Reduced inflammation and symptoms are the most notable benefit, but in addition to this, a gluten-free diet can help you in other ways.
♦ Your intestines can benefit from having time to heal after inflammatory damage. This means leaky gut can be reversed, and a healthier gut will allow for proper nutrient absorption. The thyroid will then be nourished fully and can produce and regulate essential hormones more efficiently.
♦ Thyroid inflammation will be reduced as a result of an overall reduction in inflammatory cytokines. Protecting the thyroid from inflammation means it can perform its functions more efficiently, and symptoms of autoimmune diseases will be reduced.
♦ Common symptoms of both celiac disease and autoimmune thyroid diseases such as fatigue, irregular bowel movements, depression, anxiety, and joint pains will all be reduced if not eliminated.
♦ The absorption and effect of any thyroid medications will be enhanced as the health of your gut improves. No more inflammation means anything you consume, including medications, will be absorbed and utilized more efficiently.
In addition to reducing inflammation, you can also work to promote the health of your gut. Leaky gut causes increased intestinal permeability, and this contributes to the worsening of an autoimmune condition.
The best way to support gut health and repair any damage already done is with a high-quality gut health supplement. Ingredients like probiotics, and beneficial yeast such as S. boulardii help to keep the gut environment balanced and your intestinal walls strong.
The Bottom Line
No matter where a particular organ is situated in the body or what the function is, everything in your body works together. It may not seem that your thyroid and your gut would be impacted by the same things, but studies have found that inflammation and autoimmune disorders closely link these organs. When it comes to inflammatory-related conditions, you want to be sure you are doing all you can to reduce inflammation and symptoms.

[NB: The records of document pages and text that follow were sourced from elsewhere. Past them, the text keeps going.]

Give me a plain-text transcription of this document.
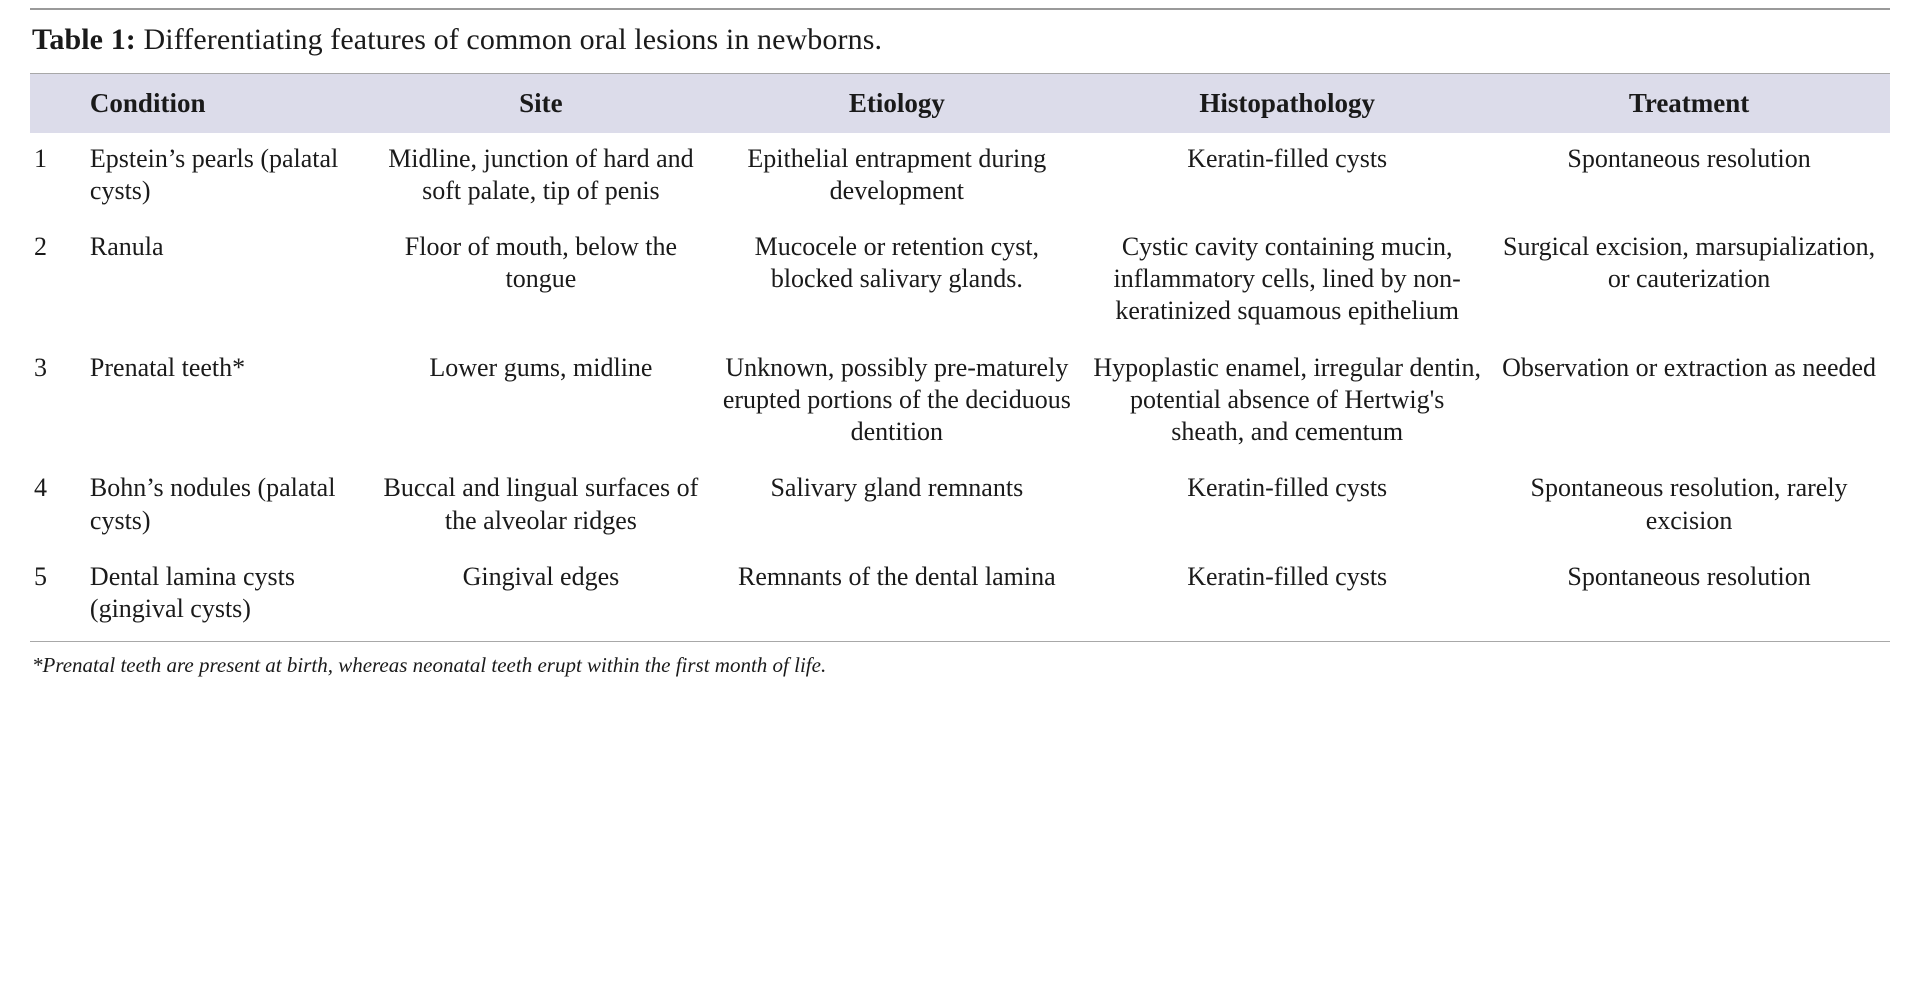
Table 1: Differentiating features of common oral lesions in newborns.
	Condition	Site	Etiology	Histopathology	Treatment
1	Epstein’s pearls (palatal cysts)	Midline, junction of hard and soft palate, tip of penis	Epithelial entrapment during development	Keratin-filled cysts	Spontaneous resolution
2	Ranula	Floor of mouth, below the tongue	Mucocele or retention cyst, blocked salivary glands.	Cystic cavity containing mucin, inflammatory cells, lined by non-keratinized squamous epithelium	Surgical excision, marsupialization, or cauterization
3	Prenatal teeth*	Lower gums, midline	Unknown, possibly pre-maturely erupted portions of the deciduous dentition	Hypoplastic enamel, irregular dentin, potential absence of Hertwig's sheath, and cementum	Observation or extraction as needed
4	Bohn’s nodules (palatal cysts)	Buccal and lingual surfaces of the alveolar ridges	Salivary gland remnants	Keratin-filled cysts	Spontaneous resolution, rarely excision
5	Dental lamina cysts (gingival cysts)	Gingival edges	Remnants of the dental lamina	Keratin-filled cysts	Spontaneous resolution
*Prenatal teeth are present at birth, whereas neonatal teeth erupt within the first month of life.
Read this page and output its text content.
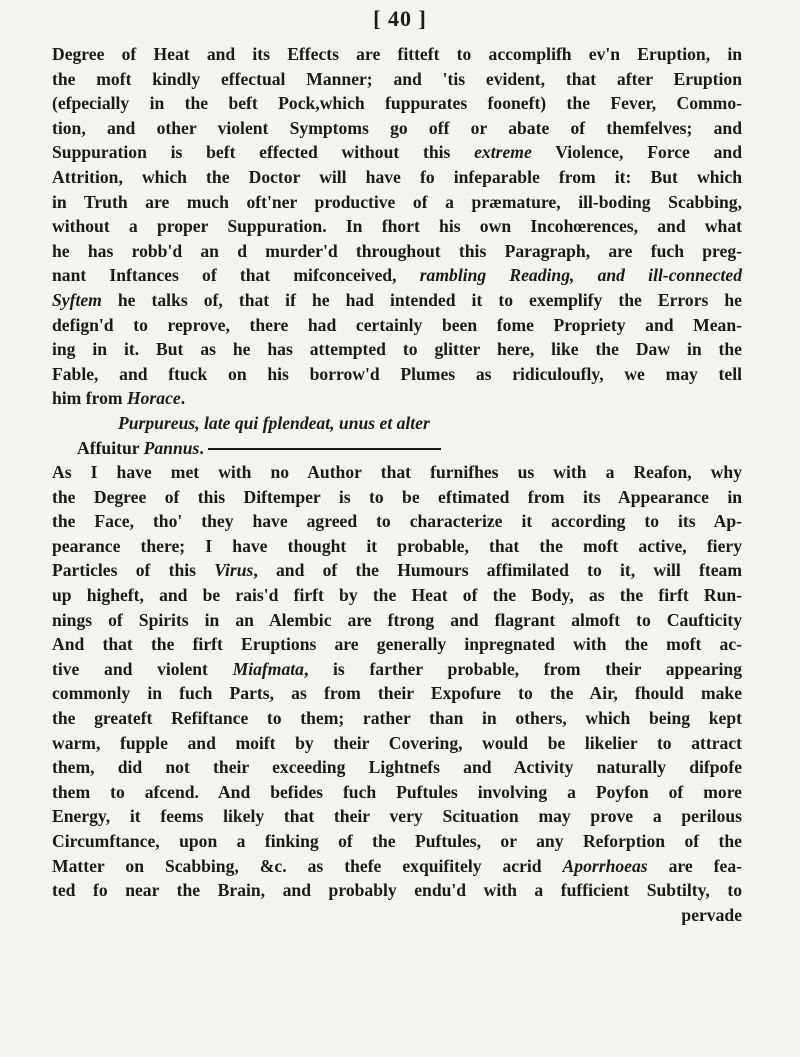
[ 40 ]
Degree of Heat and its Effects are fitteft to accomplifh ev'n Eruption, in
the moft kindly effectual Manner; and 'tis evident, that after Eruption
(efpecially in the beft Pock,which fuppurates fooneft) the Fever, Commo-
tion, and other violent Symptoms go off or abate of themfelves; and
Suppuration is beft effected without this extreme Violence, Force and
Attrition, which the Doctor will have fo infeparable from it: But which
in Truth are much oft'ner productive of a præmature, ill-boding Scabbing,
without a proper Suppuration. In fhort his own Incohœrences, and what
he has robb'd an d murder'd throughout this Paragraph, are fuch preg-
nant Inftances of that mifconceived, rambling Reading, and ill-connected
Syftem he talks of, that if he had intended it to exemplify the Errors he
defign'd to reprove, there had certainly been fome Propriety and Mean-
ing in it. But as he has attempted to glitter here, like the Daw in the
Fable, and ftuck on his borrow'd Plumes as ridiculoufly, we may tell
him from Horace.
Purpureus, late qui fplendeat, unus et alter
Affuitur Pannus.
As I have met with no Author that furnifhes us with a Reafon, why
the Degree of this Diftemper is to be eftimated from its Appearance in
the Face, tho' they have agreed to characterize it according to its Ap-
pearance there; I have thought it probable, that the moft active, fiery
Particles of this Virus, and of the Humours affimilated to it, will fteam
up higheft, and be rais'd firft by the Heat of the Body, as the firft Run-
nings of Spirits in an Alembic are ftrong and flagrant almoft to Caufticity
And that the firft Eruptions are generally inpregnated with the moft ac-
tive and violent Miafmata, is farther probable, from their appearing
commonly in fuch Parts, as from their Expofure to the Air, fhould make
the greateft Refiftance to them; rather than in others, which being kept
warm, fupple and moift by their Covering, would be likelier to attract
them, did not their exceeding Lightnefs and Activity naturally difpofe
them to afcend. And befides fuch Puftules involving a Poyfon of more
Energy, it feems likely that their very Scituation may prove a perilous
Circumftance, upon a finking of the Puftules, or any Reforption of the
Matter on Scabbing, &c. as thefe exquifitely acrid Aporrhoeas are fea-
ted fo near the Brain, and probably endu'd with a fufficient Subtilty, to
pervade
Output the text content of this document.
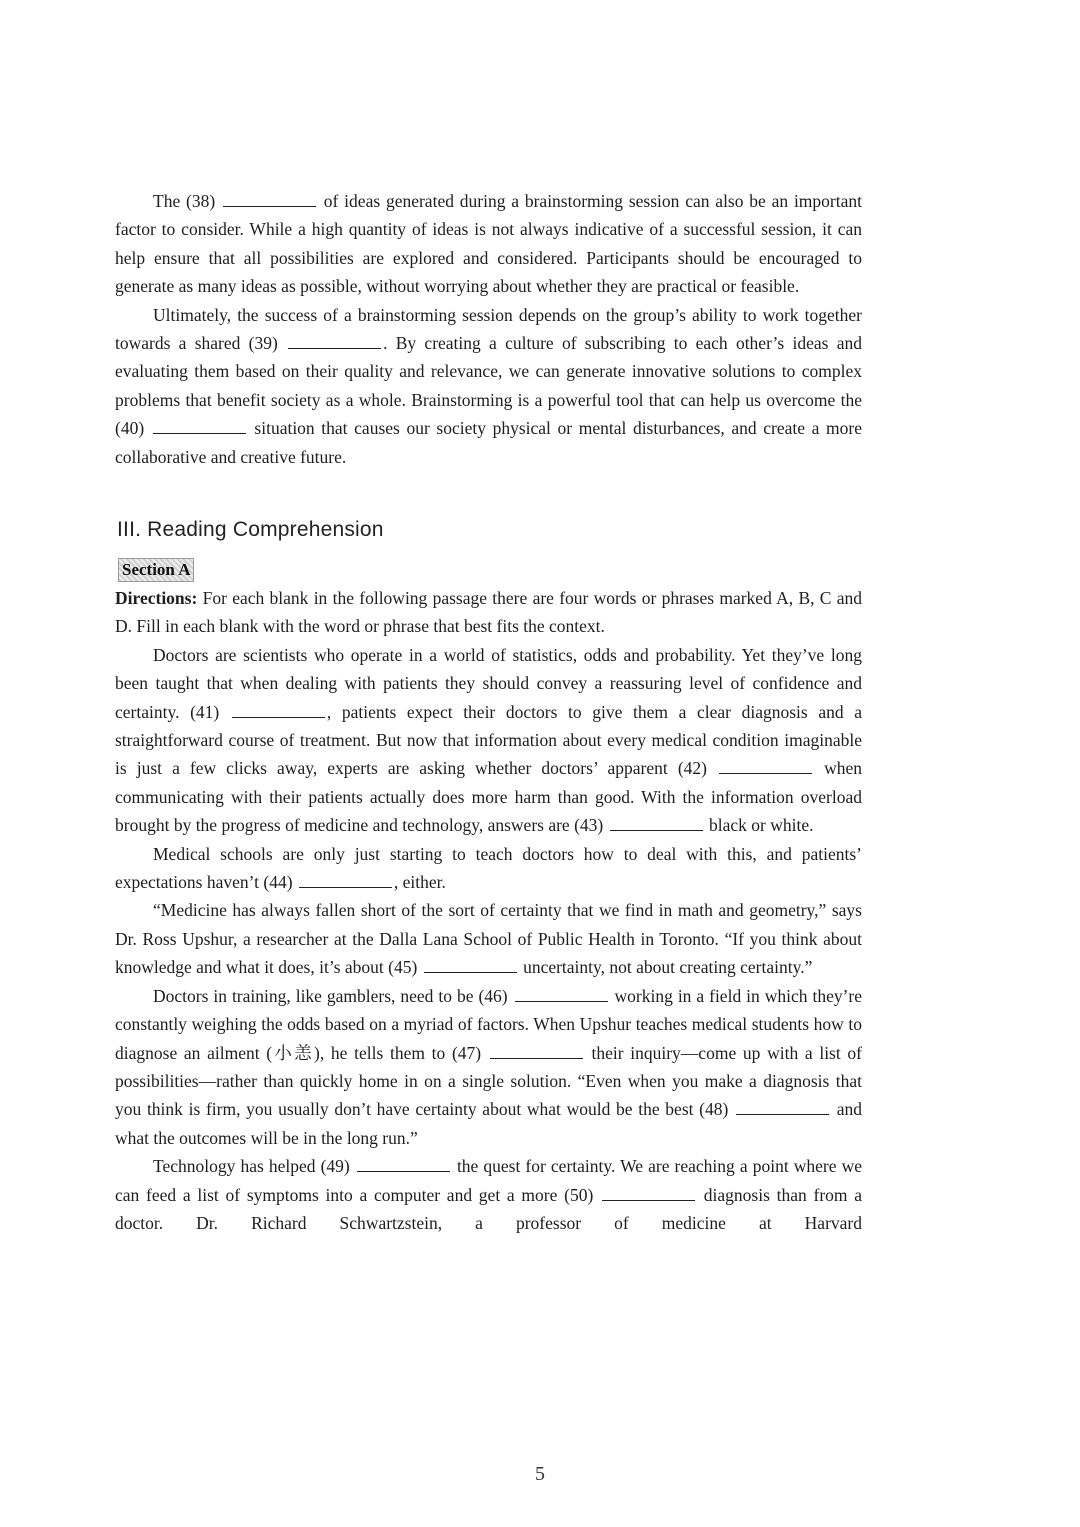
The (38)	of ideas generated during a brainstorming session can also be an important factor to consider. While a high quantity of ideas is not always indicative of a successful session, it can help ensure that all possibilities are explored and considered. Participants should be encouraged to generate as many ideas as possible, without worrying about whether they are practical or feasible.

Ultimately, the success of a brainstorming session depends on the group’s ability to work together towards a shared (39)	. By creating a culture of subscribing to each other’s ideas and evaluating them based on their quality and relevance, we can generate innovative solutions to complex problems that benefit society as a whole. Brainstorming is a powerful tool that can help us overcome the (40)	situation that causes our society physical or mental disturbances, and create a more collaborative and creative future.

III. Reading Comprehension
Section A

Directions: For each blank in the following passage there are four words or phrases marked A, B, C and D. Fill in each blank with the word or phrase that best fits the context.

Doctors are scientists who operate in a world of statistics, odds and probability. Yet they’ve long been taught that when dealing with patients they should convey a reassuring level of confidence and certainty. (41)	, patients expect their doctors to give them a clear diagnosis and a straightforward course of treatment. But now that information about every medical condition imaginable is just a few clicks away, experts are asking whether doctors’ apparent (42)	when communicating with their patients actually does more harm than good. With the information overload brought by the progress of medicine and technology, answers are (43)	black or white.

Medical schools are only just starting to teach doctors how to deal with this, and patients’ expectations haven’t (44)	, either.

“Medicine has always fallen short of the sort of certainty that we find in math and geometry,” says Dr. Ross Upshur, a researcher at the Dalla Lana School of Public Health in Toronto. “If you think about knowledge and what it does, it’s about (45)	uncertainty, not about creating certainty.”

Doctors in training, like gamblers, need to be (46)	working in a field in which they’re constantly weighing the odds based on a myriad of factors. When Upshur teaches medical students how to diagnose an ailment (小恙), he tells them to (47)	their inquiry—come up with a list of possibilities—rather than quickly home in on a single solution. “Even when you make a diagnosis that you think is firm, you usually don’t have certainty about what would be the best (48)	and what the outcomes will be in the long run.”

Technology has helped (49)	the quest for certainty. We are reaching a point where we can feed a list of symptoms into a computer and get a more (50)	diagnosis than from a doctor. Dr. Richard Schwartzstein, a professor of medicine at Harvard

5
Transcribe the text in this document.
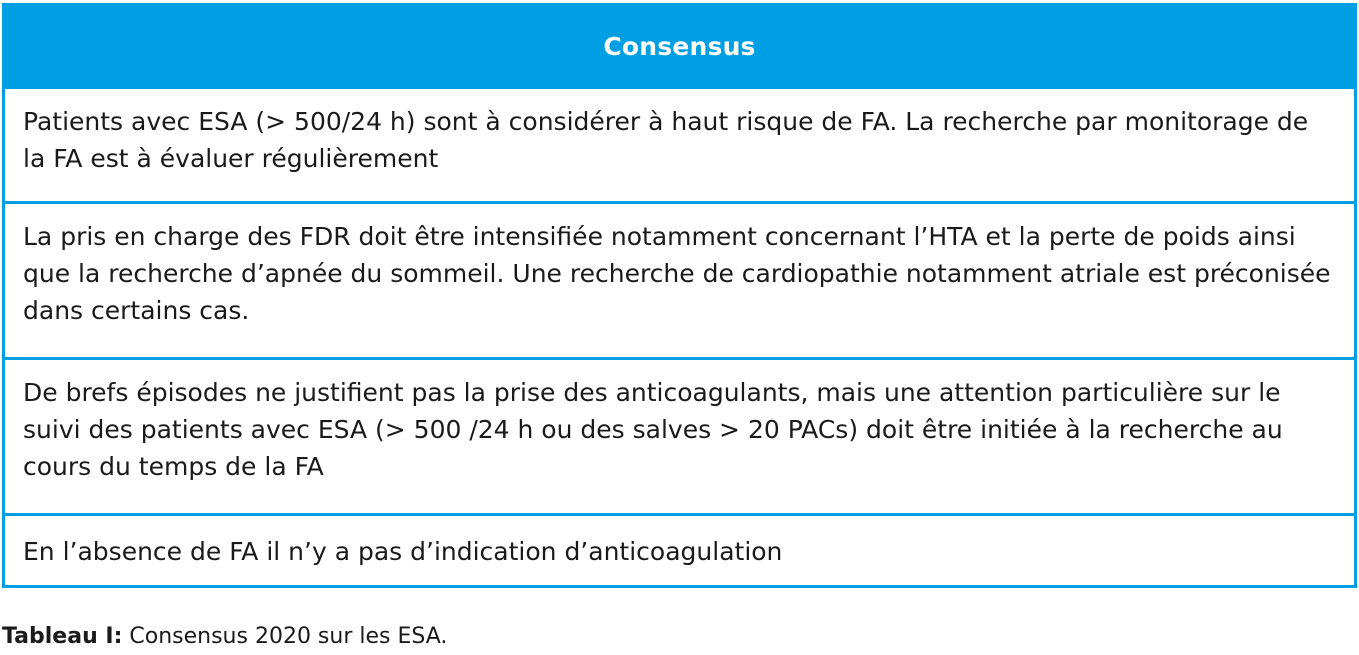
Consensus
Patients avec ESA (> 500/24 h) sont à considérer à haut risque de FA. La recherche par monitorage de la FA est à évaluer régulièrement
La pris en charge des FDR doit être intensifiée notamment concernant l’HTA et la perte de poids ainsi que la recherche d’apnée du sommeil. Une recherche de cardiopathie notamment atriale est préconisée dans certains cas.
De brefs épisodes ne justifient pas la prise des anticoagulants, mais une attention particulière sur le suivi des patients avec ESA (> 500 /24 h ou des salves > 20 PACs) doit être initiée à la recherche au cours du temps de la FA
En l’absence de FA il n’y a pas d’indication d’anticoagulation
Tableau I: Consensus 2020 sur les ESA.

There is no evidence that having one condition will cause the other, but there is a relationship between an unhealthy gut and thyroid dysfunction. Having celiac disease means you should be aware that gluten will create uncontrollable inflammation, which can trigger thyroid problems. Because of this, it is worth speaking to your doctor about a gluten-free diet, so that you can eliminate inflammation and leaky gut, and protect your thyroid from autoimmune diseases or troubles.